Do you use art as a source of inspiration, going for example to any pinakothek in Berlin?
I see quite a lot. Visual art is very much present. I am into video work and I like Mark Leckey, who is a British visual artist. There is a video, which he actually made about the club culture “Fiorucci made me Hardcore”. It is a brilliant art film that deals with a kind of archive of the club culture of the 1970s, 1980s and 1990s in Great Britain. It is a beautiful collage. I also like David Lynch. I am very busy with the uncanny and with this idea of what is familiar but not, what is social but twisted. Visual art, music and a lot of film. My work is also very cinematic.
What dancers inspire you?
Above all, clubbing. It is contemporary clubbing. I entered that world when I was twenty eight. Clubbing is interesting for me because it is one of the only proper contemporary rituals we have. It is one of the only places where people engage in the present moment for the sake of present moment and without making sense. It is useless in some way. It is about having fun and escapism but also is a certain and spiritual practice. To engage in something what is actually present, yet immaterial, I found that very spectacular. Clubbing puts people together, they dance for hours and hours. There is something transcendental about it. You use your body, you use the music, you use the light and that dark space in order to have a collective experience that is not material.

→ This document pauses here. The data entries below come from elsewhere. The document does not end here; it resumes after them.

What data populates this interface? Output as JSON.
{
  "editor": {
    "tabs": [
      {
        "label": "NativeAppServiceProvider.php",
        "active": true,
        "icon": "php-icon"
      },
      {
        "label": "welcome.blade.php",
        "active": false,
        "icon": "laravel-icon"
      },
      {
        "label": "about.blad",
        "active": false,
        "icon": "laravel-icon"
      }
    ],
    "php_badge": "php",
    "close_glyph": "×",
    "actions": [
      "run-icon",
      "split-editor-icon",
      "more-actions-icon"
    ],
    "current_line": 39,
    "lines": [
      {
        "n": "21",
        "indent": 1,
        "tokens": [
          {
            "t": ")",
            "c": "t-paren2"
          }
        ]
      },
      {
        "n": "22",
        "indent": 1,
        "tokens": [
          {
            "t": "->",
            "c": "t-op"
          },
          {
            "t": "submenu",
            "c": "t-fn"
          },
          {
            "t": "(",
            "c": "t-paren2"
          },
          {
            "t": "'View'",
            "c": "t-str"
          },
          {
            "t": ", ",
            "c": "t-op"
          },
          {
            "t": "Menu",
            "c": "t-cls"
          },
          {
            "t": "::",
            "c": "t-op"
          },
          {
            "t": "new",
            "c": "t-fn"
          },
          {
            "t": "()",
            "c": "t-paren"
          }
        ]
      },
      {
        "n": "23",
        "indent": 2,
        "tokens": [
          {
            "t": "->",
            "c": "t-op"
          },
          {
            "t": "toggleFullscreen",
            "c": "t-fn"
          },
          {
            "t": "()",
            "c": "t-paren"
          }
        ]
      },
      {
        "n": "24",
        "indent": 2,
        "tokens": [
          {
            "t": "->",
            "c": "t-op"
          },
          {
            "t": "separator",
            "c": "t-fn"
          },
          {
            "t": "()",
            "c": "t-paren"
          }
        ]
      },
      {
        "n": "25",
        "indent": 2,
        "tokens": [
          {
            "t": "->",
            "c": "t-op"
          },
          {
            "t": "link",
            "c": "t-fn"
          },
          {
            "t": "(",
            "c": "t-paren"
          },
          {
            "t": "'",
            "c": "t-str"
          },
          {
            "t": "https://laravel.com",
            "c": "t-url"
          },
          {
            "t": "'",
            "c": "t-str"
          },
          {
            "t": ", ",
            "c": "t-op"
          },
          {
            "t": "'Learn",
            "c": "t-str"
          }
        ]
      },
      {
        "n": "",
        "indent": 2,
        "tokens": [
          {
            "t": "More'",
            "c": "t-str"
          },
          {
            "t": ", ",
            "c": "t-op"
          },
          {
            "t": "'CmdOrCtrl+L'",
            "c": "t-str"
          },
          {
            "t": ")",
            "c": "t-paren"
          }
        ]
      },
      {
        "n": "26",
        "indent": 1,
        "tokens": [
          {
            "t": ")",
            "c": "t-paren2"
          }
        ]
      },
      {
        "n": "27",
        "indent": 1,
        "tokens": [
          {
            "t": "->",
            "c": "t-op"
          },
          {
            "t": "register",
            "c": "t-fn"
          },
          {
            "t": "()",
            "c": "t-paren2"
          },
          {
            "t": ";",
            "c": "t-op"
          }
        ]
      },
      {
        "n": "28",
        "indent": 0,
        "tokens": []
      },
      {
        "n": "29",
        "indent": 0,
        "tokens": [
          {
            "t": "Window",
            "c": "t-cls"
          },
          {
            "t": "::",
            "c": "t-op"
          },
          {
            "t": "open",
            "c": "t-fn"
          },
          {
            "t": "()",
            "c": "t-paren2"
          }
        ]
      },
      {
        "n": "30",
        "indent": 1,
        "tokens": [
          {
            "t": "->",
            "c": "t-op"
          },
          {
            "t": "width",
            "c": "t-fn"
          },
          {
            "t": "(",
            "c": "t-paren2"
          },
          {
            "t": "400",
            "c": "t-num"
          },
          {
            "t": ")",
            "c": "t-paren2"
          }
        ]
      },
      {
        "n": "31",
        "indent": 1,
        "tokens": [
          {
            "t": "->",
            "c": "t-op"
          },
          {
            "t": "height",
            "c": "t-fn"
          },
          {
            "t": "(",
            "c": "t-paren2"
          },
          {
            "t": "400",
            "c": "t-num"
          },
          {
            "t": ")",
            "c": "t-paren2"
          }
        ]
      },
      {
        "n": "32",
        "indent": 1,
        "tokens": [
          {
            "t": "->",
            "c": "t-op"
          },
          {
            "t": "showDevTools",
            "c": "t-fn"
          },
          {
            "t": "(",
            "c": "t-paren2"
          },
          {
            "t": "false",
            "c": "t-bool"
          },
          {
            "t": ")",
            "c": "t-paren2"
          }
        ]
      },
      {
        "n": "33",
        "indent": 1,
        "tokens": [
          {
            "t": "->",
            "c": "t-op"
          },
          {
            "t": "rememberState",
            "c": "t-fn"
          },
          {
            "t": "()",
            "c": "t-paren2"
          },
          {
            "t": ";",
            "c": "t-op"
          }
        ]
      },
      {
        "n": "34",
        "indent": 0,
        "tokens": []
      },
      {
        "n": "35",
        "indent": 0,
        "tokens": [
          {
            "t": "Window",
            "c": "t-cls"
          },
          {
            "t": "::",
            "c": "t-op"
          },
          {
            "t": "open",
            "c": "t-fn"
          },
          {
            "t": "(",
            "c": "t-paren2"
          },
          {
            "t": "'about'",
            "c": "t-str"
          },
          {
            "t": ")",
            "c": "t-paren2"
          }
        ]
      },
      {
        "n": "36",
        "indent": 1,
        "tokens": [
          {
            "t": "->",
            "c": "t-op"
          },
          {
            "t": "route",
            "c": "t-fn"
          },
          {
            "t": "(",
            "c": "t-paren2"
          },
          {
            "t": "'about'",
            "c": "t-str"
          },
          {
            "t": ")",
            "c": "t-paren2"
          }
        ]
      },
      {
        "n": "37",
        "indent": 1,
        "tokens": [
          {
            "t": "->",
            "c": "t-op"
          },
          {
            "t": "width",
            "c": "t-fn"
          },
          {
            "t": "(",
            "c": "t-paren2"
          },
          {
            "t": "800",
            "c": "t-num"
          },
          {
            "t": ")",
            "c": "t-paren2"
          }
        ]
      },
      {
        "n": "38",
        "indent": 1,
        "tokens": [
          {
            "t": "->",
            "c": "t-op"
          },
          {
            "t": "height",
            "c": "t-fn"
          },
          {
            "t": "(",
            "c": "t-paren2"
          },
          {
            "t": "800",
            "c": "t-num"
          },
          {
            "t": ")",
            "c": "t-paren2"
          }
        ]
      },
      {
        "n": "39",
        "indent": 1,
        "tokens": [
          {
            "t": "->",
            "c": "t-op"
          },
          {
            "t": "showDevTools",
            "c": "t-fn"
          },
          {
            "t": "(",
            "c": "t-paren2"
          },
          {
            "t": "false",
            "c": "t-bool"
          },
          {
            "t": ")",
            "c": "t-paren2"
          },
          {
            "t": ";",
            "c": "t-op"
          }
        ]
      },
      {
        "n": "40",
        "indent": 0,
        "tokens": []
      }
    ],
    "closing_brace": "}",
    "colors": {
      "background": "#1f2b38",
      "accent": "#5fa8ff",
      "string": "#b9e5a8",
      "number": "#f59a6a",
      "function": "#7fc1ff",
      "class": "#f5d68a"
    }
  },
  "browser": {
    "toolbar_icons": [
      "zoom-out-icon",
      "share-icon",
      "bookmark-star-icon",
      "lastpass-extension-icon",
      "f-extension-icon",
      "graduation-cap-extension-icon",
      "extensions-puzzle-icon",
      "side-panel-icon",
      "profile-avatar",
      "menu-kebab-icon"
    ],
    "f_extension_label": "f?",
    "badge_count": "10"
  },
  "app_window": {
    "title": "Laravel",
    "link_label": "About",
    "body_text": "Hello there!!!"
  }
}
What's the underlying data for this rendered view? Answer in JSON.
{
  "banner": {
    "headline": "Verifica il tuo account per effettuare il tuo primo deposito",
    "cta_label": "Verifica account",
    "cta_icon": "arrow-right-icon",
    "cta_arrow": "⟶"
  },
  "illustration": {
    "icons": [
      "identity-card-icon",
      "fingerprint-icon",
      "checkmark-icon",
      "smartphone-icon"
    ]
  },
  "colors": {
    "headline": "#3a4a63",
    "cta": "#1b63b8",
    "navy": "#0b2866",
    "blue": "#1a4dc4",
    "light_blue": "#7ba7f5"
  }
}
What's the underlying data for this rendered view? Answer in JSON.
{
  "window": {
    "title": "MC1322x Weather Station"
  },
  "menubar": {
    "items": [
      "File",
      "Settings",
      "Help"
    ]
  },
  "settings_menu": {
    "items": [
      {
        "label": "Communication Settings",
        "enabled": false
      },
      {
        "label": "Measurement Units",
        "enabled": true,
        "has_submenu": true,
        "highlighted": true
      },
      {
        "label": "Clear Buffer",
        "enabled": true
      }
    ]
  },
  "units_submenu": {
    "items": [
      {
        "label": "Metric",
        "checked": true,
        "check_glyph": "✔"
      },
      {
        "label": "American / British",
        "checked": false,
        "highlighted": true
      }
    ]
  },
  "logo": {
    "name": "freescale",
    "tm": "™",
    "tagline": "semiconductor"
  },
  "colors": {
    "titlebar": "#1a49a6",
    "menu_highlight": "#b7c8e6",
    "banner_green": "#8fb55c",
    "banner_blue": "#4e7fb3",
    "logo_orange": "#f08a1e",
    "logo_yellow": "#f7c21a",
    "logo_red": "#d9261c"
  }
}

Do you acquire any inspiration from fashion?
Fashion is tricky to work with directly. I am busy but it is something I have hard time to translate into my work. Dance has a kind of strange relation to costume and historically speaking, fashion is considered costume there. Of course, fashion is much more than that. I usually down-dress people a lot on stage or I use nudity. Relatability on stage has been very important to me – how ordinary people can relate to what happens on stage.
If you got a chance to collaborate with an artist, what artist would you choose and how this collaboration would look like?
To be honest, I would love to have been there with John Cage, Merce Cunningham and Robert Rauschenberg. It must have been a remarkable time to be in dance.